I think that the Gospel is supposed to give us knowledge of what is right and good - to inspire us with that vision; AND to liberate us from guilt at our recurrent inability to achieve this during our mortal lives.

Living as if 'not of this world' is supposed to mean that the fullness of life is not of this world - it is NOT supposed to mean either that this life is unimportant (on the one hand), or (on the other hand) that we should live in a constant state of misery at our failures.

My favourite expression of this is in the later parts of St John's Gospel: I am thinking especially of chapter 14. Some of these things Jesus says are addressed specifically to his Disciples - some to everyone. But part of the message is to be of good cheer - which I take to mean that we are given permission to be of good cheer. This is what it means to overcome the world.

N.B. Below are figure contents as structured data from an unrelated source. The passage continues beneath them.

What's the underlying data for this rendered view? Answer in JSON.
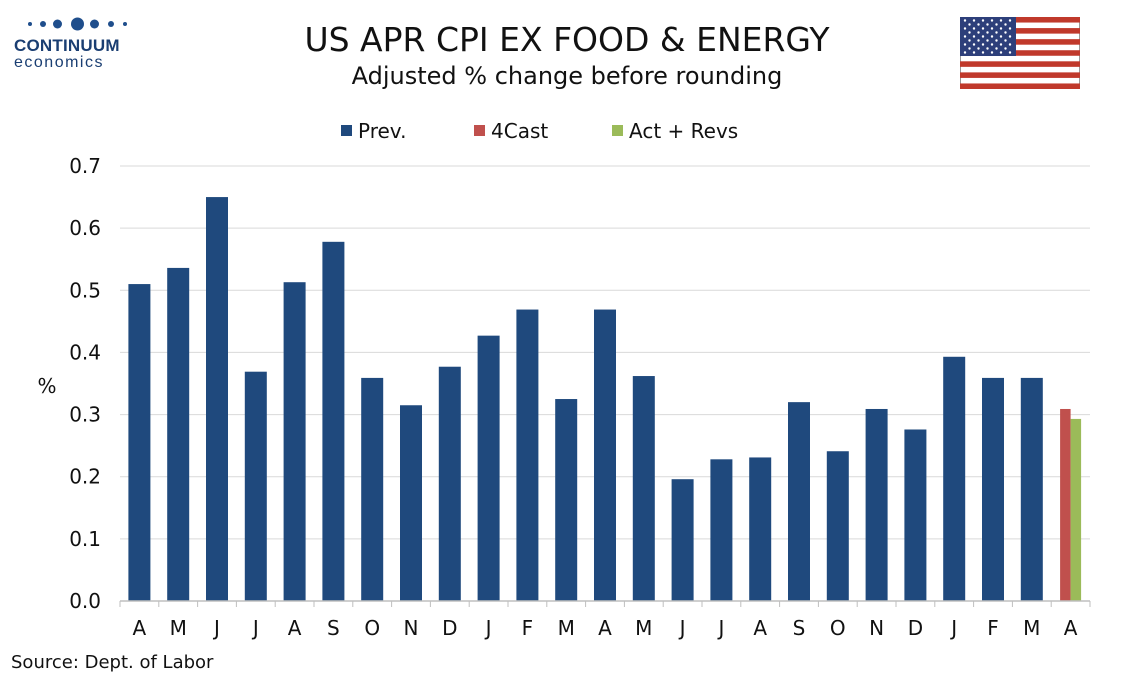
{
  "logo": {
    "name": "CONTINUUM",
    "sub": "economics"
  },
  "header": {
    "title": "US APR CPI EX FOOD & ENERGY",
    "subtitle": "Adjusted % change before rounding"
  },
  "source": "Source: Dept. of Labor",
  "colors": {
    "prev": "#1f497d",
    "forecast": "#c0504d",
    "actual": "#9bbb59",
    "grid": "#d9d9d9",
    "axis": "#bfbfbf"
  },
  "chart_data": {
    "type": "bar",
    "ylabel": "%",
    "ylim": [
      0,
      0.7
    ],
    "yticks": [
      "0.0",
      "0.1",
      "0.2",
      "0.3",
      "0.4",
      "0.5",
      "0.6",
      "0.7"
    ],
    "grid": true,
    "legend_position": "top",
    "legend": [
      "Prev.",
      "4Cast",
      "Act + Revs"
    ],
    "categories": [
      "A",
      "M",
      "J",
      "J",
      "A",
      "S",
      "O",
      "N",
      "D",
      "J",
      "F",
      "M",
      "A",
      "M",
      "J",
      "J",
      "A",
      "S",
      "O",
      "N",
      "D",
      "J",
      "F",
      "M",
      "A"
    ],
    "series": [
      {
        "name": "Prev.",
        "values": [
          0.51,
          0.536,
          0.65,
          0.369,
          0.513,
          0.578,
          0.359,
          0.315,
          0.377,
          0.427,
          0.469,
          0.325,
          0.469,
          0.362,
          0.196,
          0.228,
          0.231,
          0.32,
          0.241,
          0.309,
          0.276,
          0.393,
          0.359,
          0.359,
          null
        ]
      },
      {
        "name": "4Cast",
        "values": [
          null,
          null,
          null,
          null,
          null,
          null,
          null,
          null,
          null,
          null,
          null,
          null,
          null,
          null,
          null,
          null,
          null,
          null,
          null,
          null,
          null,
          null,
          null,
          null,
          0.309
        ]
      },
      {
        "name": "Act + Revs",
        "values": [
          null,
          null,
          null,
          null,
          null,
          null,
          null,
          null,
          null,
          null,
          null,
          null,
          null,
          null,
          null,
          null,
          null,
          null,
          null,
          null,
          null,
          null,
          null,
          null,
          0.293
        ]
      }
    ]
  }
}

1. Let not your heart be troubled: ye believe in God, believe also in me.
2 In my Father's house are many mansions: if it were not so, I would have told you. I go to prepare a place for you. 3 And if I go and prepare a place for you, I will come again, and receive you unto myself; that where I am, there ye may be also.

16 And I will pray the Father, and he shall give you another Comforter, that he may abide with you for ever; 17 Even the Spirit of truth; whom the world cannot receive, because it seeth him not, neither knoweth him: but ye know him; for he dwelleth with you, and shall be in you. 18 I will not leave you comfortless: I will come to you.

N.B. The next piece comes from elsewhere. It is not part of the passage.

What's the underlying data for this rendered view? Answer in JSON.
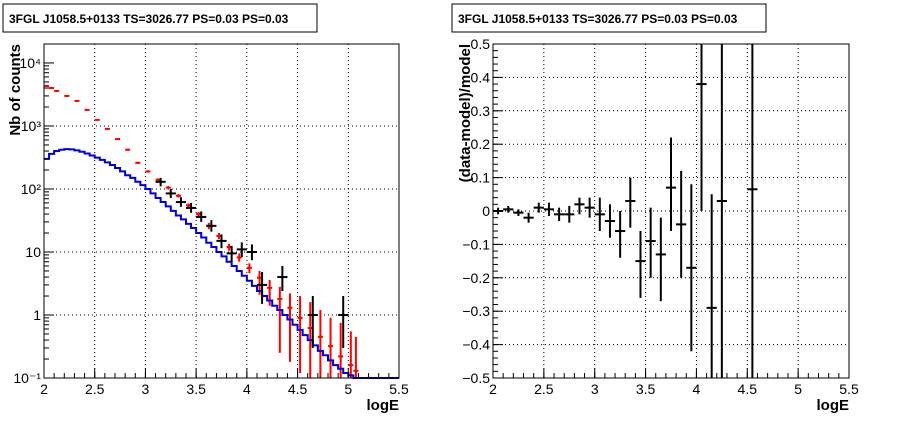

26 But the Comforter, which is the Holy Ghost, whom the Father will send in my name, he shall teach you all things, and bring all things to your remembrance, whatsoever I have said unto you. 27 Peace I leave with you, my peace I give unto you: not as the world giveth, give I unto you. Let not your heart be troubled, neither let it be afraid.

16: 33 These things I have spoken unto you, that in me ye might have peace. In the world ye shall have tribulation: but be of good cheer; I have overcome the world.

David said...

@Bruce - thank you, that helps. It's good to know that others believe in the Gospel and that Jesus really do what it is claimed he did. The testimony of others gives me Hope and strength. The world can leave a Christian very weary, feeling alone and cause doubts and despair to fester. Ideally belonging to a Church would help. I found it extremely enriching to attend LDS services especially but for various reasons I have not formally joined; yet. On reflection, this last few days has reminded me how I need the support of other Christians and I cannot expect to make at alone in the modern wilderness ad sometimes I had fantasised I might be able to: I'm just too weak but Jesus must be my strength.

Thanks for you kind reply.

William Wildblood said...

With regard to the excellent comments by Bruce B, Nathaniel and GFC, it seems to me that obeying the first commandment and loving God, which necessarily implies loving truth, means you might sometimes appear to disobey the second in that you are obliged to condemn falsehood where you see it, and not simply support your neighbour in his acts and beliefs regardless of what they are. The modern way is to interpret loving your neighbour as accepting him whatever he does or thinks, but this can easily amount to the denial of God. It is not love but sentimentality and moral relativism.

Love the sinner does not mean don’t recognize that he is a sinner. Of course, that is what we all are in our acts, but many people are today in their thoughts too. True love does not forbear to point this out. After all, what is the greater love, to encourage someone happily walking towards the edge of a cliff or to pull him back?